En outre, il a souligné qu’au cours des 22 années qui ont suivi la rétrocession de Hong Kong à la Chine en 1997, le Parti communiste chinois a réussi à infiltrer les forces de l’ordre de Hong Kong grâce à sa campagne Blue-Gold-Yellow (bleu-or-jaune).

Le PCC mène cette campagne dans le but d’étendre son contrôle en dehors de la Chine continentale. Le « bleu » dans son nom représente la censure et le lavage de cerveau par le biais de l’Internet, l’ « or » symbolise le contrôle par l’argent, et le « jaune » désigne les pièges sexuelles et le chantage pour forcer à la coopération, lorsque cela s’avère nécessaire.

Les opposants à Xi Jinping intensifient leurs critiques

Le deuxième informateur anonyme a révélé que les différentes voix s’élevant contre Xi Jinping au sein de la direction du régime chinois devenaient de plus en plus intenses. Par exemple, le 15 septembre, le magazine Qiushi, principale publication théorique du PCC, a publié un discours de Xi Jinping datant de 2014 dans lequel il abolit l’ancien système de mandats permanents pour les hauts fonctionnaires du PCC en le remplaçant par un système de mandats d’une durée déterminée.

Cela contraste fortement avec la révision de la Constitution faite par Xi Jinping lors du 19e Congrès national du PCC en 2017, lorsqu’il a supprimé la limite du mandat pour le « président » et le « vice-président » chinois, devenant ainsi un « président à vie ».

« Les différentes voix [ciblant Xi Jinping] au sein du Parti sont devenues de plus en plus fortes, et ces gens utilisent souvent ses déclarations passées pour critiquer ce qu’il fait maintenant. »

L’informateur anonyme a expliqué que cela se produit parce que Xi Jinping n’a pas bien géré la situation à Hong Kong et la guerre commerciale entre la Chine et les États-Unis en « créant des problèmes difficiles à résoudre », se rendant ainsi vulnérable aux attaques.

En août, les dirigeants du PCC ont tenu leur réunion annuelle à Beidaihe. La réunion, qui se tient dans un endroit isolé au bord de la mer, regroupe généralement des hauts responsables actuels et retraités du Parti. Lors de cette réunion, diverses factions au sein du PCC tentent de parvenir à un consensus avant que les principales décisions ne soient annoncées un peu plus tard lors des sessions plénières du Parti.

L’informateur a également révélé que lors de cette réunion à Beidaihe, Jia Qinglin, ancien membre de la Commission permanente du Bureau politique du Parti communiste chinois, a écrit une lettre ouverte intitulée : « Allons-nous encore avoir une réunion à Beidaihe l’année prochaine ? »

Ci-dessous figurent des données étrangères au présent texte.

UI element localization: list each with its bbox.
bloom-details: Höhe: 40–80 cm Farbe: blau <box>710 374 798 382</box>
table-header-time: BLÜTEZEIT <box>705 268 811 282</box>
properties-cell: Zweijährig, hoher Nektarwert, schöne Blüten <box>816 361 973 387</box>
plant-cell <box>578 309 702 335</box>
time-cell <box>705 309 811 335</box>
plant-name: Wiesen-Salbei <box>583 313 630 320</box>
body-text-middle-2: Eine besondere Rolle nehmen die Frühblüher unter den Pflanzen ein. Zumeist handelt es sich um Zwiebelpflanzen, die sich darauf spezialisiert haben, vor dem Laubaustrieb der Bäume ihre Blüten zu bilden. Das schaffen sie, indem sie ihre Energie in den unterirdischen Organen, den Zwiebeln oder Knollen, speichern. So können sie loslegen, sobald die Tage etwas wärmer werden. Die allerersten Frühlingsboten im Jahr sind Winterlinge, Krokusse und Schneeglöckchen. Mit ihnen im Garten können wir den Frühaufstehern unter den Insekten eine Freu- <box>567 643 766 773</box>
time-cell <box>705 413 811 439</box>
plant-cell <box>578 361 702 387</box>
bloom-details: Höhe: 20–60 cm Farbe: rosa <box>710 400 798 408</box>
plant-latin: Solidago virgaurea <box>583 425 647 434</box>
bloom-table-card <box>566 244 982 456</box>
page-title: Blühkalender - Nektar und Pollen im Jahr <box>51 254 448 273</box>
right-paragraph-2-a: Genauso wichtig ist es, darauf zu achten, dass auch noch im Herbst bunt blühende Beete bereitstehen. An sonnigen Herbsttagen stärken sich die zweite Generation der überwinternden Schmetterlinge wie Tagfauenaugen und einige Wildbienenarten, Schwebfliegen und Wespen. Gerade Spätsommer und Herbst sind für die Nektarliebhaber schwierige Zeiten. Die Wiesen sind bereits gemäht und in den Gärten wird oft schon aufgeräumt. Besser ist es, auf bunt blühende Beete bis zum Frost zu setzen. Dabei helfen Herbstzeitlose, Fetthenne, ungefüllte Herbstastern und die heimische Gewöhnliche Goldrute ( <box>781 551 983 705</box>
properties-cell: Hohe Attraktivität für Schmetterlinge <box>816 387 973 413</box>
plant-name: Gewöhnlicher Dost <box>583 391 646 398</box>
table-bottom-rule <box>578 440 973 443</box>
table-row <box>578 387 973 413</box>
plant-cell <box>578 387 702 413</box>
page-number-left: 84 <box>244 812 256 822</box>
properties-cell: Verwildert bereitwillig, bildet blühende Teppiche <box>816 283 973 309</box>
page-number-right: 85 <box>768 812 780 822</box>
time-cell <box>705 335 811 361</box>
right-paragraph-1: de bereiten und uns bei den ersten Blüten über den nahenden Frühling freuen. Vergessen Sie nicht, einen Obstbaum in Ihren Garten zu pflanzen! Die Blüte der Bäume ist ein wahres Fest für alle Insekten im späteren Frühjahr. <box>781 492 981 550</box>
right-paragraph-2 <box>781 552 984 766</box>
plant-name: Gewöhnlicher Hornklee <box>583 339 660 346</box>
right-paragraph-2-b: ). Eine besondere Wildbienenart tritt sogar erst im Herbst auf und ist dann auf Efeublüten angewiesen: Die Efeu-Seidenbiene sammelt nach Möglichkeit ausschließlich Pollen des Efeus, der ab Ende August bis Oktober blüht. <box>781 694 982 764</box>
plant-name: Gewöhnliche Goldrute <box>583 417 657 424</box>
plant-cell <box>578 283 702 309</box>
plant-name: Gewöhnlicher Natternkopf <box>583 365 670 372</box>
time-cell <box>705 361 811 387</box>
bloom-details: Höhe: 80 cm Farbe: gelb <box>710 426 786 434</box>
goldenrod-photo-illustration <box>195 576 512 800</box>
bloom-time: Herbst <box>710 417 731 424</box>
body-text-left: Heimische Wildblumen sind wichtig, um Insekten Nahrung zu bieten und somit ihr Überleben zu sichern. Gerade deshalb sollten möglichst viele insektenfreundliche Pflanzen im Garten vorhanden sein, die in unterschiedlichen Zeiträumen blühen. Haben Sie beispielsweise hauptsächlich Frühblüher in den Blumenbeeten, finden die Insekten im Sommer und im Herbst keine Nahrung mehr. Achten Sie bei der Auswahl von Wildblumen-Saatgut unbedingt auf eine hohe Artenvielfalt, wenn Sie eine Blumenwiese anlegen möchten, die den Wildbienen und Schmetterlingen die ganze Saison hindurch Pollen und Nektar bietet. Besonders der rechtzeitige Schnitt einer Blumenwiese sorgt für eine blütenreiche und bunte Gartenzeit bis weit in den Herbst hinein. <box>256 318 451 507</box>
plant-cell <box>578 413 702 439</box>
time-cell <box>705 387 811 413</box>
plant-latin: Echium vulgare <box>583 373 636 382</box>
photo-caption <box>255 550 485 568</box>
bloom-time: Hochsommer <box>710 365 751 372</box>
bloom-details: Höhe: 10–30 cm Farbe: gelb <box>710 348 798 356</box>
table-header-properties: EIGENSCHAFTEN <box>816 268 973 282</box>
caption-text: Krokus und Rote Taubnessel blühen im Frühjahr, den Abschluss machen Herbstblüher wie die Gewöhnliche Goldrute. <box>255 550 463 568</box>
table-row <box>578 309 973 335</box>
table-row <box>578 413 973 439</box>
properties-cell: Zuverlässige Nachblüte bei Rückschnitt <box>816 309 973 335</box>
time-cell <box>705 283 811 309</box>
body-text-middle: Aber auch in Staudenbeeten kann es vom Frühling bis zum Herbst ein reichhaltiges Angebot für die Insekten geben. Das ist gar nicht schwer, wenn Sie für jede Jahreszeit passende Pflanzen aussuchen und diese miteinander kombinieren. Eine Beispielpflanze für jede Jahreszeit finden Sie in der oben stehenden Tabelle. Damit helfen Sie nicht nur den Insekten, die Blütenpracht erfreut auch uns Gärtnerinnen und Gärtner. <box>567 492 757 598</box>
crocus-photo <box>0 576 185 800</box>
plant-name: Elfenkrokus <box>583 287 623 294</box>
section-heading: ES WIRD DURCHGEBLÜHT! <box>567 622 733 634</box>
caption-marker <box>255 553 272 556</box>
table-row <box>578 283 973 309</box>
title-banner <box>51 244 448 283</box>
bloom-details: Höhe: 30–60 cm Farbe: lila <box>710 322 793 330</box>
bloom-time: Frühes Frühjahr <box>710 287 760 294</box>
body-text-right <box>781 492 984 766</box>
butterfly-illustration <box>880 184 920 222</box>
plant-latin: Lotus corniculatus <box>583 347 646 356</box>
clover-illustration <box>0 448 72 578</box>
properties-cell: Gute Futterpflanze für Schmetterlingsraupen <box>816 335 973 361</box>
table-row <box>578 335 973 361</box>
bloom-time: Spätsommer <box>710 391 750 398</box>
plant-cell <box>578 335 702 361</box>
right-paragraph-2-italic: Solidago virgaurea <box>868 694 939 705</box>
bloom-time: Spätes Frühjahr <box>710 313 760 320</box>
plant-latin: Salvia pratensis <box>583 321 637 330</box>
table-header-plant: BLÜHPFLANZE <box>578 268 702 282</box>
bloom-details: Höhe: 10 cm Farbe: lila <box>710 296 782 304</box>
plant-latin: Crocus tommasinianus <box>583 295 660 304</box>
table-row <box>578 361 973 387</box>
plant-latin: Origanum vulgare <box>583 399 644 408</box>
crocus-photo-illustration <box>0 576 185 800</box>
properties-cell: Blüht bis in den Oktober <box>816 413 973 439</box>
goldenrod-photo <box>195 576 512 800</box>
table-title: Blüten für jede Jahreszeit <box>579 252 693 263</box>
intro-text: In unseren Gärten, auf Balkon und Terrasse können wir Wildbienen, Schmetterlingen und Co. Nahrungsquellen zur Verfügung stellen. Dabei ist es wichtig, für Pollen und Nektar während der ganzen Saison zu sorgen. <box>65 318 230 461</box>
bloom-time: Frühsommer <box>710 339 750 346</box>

Jia Qinglin a soulevé des points sensibles dans la lettre, comme « Comment diable prévoyons-nous résoudre le problème de Hong Kong ? » De plus, les relations entre la Chine et les États-Unis se sont détériorées à un tel point, et l’économie chinoise continue de décliner, « Pouvons-nous [le PCC] survivre jusqu’à l’année prochaine ? »

L’informateur a également confirmé des informations que Epoch Times avait obtenues précédemment au sujet de la réunion de Beidaihe, à savoir que les dirigeants chinois sont divisés sur les questions de Hong Kong et de la guerre commerciale sino-américaine. Les deux factions rivales ne sont parvenues à aucun accord lors de cette réunion.

« En fait, les deux groupes rivaux n’aiment pas la façon dont Xi Jinping gère les affaires de Hong Kong et les relations sino-américaines. Un groupe lui reproche de ne pas faire de concessions, l’autre de ne pas adopter une position dure. »

« La situation actuelle, en ce qui concerne la situation à Hong Kong et les relations sino-américaines, est terrible dans tous les sens du terme. Par conséquent, les deux groupes ont leurs raisons de s’opposer à Xi Jinping », a-t-il conclu.